Sis ignores M and starts doing the dishes; all of them and then gets our little boy dressed for bed. (Here is where I start to have a problem)
Sis gets done and asks M if there is anything else she can do around the house so he sarcastically says that she can do the laundry if she wants. She starts going to the laundry room! Hubby then tells her that he's just joking.
Sis proceeds to sit down and tell hubby that before she met her husband that she was a virgin. WHOA!!!!!!!!!! WHAT THE FUCK IS GOING ON HERE?????????????? WHO THE HELL CARES?????????????? The she proceeds to tell M that she was her husbands first.
So hubby asks me "Have you ever said something out of instinct and realized it after it was too late that it was the WRONG thing to say?" He tells her "No you weren't!"
BAM!
Bitch got the smackdown!

Now it's not hubby that I'm worried about, it's my sister in law. My hubby doesn't even know what my first time was and he should know that information; not about sis's. I was advised by my oldest sister in law to confront her. Ask what the hell were her intentions by telling hubby that. Needless to say, I am absolutely furious with her. My aunt even said that it doesn't look good for her to come down every day when I'm not there and I agree with her. Not to mention the fact that I feel completely let down. I've been told not only to keep a close eye on her but to basically be rude to her and tell her that her "services" are no longer necessary. I even had a close friend of mine tell me that she wouldn't be surprised if my mother in law put her up to it since she is upset that she will never have anymore grandchildren with the death of her son.
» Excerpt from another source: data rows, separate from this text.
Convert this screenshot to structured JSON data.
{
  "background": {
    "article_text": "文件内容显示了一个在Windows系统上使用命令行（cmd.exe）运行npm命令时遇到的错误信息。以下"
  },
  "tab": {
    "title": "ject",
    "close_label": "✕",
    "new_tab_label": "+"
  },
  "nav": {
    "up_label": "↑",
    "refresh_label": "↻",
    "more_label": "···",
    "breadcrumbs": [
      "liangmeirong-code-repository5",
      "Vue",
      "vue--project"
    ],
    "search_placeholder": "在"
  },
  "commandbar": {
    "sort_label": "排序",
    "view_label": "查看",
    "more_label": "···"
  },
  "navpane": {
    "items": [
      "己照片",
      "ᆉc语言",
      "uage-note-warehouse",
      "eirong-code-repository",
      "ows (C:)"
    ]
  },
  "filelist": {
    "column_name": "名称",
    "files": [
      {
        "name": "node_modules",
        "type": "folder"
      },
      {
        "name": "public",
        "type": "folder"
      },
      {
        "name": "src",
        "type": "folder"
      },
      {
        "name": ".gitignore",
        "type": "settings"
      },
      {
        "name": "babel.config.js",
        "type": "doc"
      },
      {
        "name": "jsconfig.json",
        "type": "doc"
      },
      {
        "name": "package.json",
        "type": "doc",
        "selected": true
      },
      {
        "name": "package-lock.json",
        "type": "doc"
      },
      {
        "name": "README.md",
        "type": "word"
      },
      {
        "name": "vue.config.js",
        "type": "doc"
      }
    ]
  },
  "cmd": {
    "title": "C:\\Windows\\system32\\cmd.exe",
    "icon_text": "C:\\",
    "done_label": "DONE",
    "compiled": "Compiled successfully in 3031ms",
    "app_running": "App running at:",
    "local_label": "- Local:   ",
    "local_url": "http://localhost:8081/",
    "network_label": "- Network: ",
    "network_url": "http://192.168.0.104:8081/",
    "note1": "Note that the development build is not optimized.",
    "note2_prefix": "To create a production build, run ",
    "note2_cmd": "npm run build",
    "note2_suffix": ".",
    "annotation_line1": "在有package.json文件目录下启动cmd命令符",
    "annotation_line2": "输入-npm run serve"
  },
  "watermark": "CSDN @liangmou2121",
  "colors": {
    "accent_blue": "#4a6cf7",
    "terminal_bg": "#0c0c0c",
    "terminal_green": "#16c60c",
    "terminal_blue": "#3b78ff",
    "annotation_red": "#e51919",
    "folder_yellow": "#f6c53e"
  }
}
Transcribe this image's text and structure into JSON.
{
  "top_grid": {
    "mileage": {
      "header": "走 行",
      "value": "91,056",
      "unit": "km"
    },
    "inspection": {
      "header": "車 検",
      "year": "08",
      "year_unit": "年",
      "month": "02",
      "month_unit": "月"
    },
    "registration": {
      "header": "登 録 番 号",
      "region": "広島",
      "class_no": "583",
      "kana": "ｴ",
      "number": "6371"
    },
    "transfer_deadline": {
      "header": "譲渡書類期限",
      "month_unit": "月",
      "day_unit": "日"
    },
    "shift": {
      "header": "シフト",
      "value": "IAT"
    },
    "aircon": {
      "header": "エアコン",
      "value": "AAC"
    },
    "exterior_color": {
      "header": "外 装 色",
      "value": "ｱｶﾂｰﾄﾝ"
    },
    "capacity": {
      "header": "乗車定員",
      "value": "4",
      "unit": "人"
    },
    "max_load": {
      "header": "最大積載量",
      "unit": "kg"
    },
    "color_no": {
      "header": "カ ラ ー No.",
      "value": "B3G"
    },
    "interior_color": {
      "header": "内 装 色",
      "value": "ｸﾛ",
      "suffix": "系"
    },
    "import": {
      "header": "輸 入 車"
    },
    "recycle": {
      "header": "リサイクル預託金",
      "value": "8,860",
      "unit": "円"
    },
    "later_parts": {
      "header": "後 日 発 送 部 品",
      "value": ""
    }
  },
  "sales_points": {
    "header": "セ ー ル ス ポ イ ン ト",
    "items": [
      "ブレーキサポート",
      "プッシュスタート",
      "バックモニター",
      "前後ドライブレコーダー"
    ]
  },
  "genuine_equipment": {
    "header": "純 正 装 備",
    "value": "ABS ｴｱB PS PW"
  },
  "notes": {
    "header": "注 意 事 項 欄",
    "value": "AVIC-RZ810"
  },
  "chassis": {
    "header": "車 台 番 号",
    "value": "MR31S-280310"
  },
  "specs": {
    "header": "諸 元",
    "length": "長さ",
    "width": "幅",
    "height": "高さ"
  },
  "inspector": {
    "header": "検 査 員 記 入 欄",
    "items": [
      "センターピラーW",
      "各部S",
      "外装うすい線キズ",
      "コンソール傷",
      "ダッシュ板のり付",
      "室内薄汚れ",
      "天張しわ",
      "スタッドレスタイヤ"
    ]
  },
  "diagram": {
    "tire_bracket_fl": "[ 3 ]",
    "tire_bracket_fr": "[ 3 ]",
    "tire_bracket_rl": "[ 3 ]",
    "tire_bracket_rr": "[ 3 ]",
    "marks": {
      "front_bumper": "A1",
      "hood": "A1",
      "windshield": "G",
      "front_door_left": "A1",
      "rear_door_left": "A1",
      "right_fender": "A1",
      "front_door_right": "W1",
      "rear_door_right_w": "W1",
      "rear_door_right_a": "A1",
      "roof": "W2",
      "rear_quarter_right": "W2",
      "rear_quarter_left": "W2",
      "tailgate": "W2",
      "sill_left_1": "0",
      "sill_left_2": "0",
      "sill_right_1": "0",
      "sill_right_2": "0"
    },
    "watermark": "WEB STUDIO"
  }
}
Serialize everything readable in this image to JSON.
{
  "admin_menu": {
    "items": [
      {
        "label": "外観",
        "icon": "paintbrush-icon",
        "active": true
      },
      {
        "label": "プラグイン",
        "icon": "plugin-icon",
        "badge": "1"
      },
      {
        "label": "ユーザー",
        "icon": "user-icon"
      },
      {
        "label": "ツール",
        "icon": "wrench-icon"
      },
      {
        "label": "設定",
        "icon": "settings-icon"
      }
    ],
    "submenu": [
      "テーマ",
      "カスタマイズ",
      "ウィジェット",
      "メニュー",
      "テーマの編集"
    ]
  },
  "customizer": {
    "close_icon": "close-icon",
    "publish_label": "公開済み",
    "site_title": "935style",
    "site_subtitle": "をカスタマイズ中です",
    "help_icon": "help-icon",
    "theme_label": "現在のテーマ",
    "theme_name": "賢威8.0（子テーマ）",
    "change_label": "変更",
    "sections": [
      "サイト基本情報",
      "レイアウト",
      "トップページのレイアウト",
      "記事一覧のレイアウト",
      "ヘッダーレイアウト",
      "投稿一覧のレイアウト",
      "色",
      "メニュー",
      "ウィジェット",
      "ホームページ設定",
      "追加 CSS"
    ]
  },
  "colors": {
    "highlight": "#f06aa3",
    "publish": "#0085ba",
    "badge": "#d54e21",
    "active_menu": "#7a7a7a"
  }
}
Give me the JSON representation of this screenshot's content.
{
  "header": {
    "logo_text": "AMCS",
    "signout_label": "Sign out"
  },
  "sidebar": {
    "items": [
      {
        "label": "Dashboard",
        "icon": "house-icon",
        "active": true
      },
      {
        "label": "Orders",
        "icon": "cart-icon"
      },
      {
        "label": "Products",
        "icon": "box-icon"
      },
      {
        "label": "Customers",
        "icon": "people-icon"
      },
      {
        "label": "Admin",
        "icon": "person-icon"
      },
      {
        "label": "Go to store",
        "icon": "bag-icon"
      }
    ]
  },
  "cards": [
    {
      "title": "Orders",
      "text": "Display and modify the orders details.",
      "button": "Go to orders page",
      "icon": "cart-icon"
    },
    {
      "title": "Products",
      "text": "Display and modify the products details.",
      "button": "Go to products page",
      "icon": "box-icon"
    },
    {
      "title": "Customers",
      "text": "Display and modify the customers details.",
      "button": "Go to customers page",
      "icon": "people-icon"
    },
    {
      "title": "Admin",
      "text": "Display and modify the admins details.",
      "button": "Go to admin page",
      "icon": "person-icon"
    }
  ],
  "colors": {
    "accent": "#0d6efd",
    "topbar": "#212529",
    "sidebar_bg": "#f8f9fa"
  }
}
If I find out that is the case, I have only one piece of advise to give to them: "Both of you bitches better pack a fuckin' lunch".

Tuesday, October 17, 2006

Corn

What can you do with corn? Let me count the ways:

  1. You can grill it
  2. You can eat it
  3. You can schuck it
  4. You can wipe your butt with it
  5. You can watch the kernels regroup in your shit
  6. You can feed your livestock with it
  7. You can harvest it
  8. You can use it in just about every product that you buy at the store with it
  9. You can throw it out the window at a passerby if your pissed at them when driving
  10. You can feed squirrels with it
  11. You can butter it

I went to Iowa this past weekend for my great aunt's 90th birthday. It's been a long time since I've been there and forgot how flat and desolate Iowa can be; not to mention the enormous amount of corn that they have. I went during harvest time. . . .everywhere we went "oh! It's harvest time! Didn't you know that?" I gathered as much with the huge dust bowls that were being kicked up by massive combines and trucks that were cutting the stalks.

I was never so grateful to get home away from corn!

Tuesday, October 10, 2006

Part Deux

Okay. I told you yesterday that I was going to tell you the second part which was a "firey" topic. Basically I need some feedback from some of you.

Over the weekend (Saturday to be exact) my sister in law came to the house; the one that just lost her husband. We all sat outside drinking. . .a lot. I made a fire in the garden chimney that we have and proceeded to listen to hubbies bullshit:

"Oh you should go tanning sometime. You would look awesome with a tan."
"Oh you should go workout sometime."
"Oh you should get colored contacts because you have such large prominent eyes that they would look great with green contacts."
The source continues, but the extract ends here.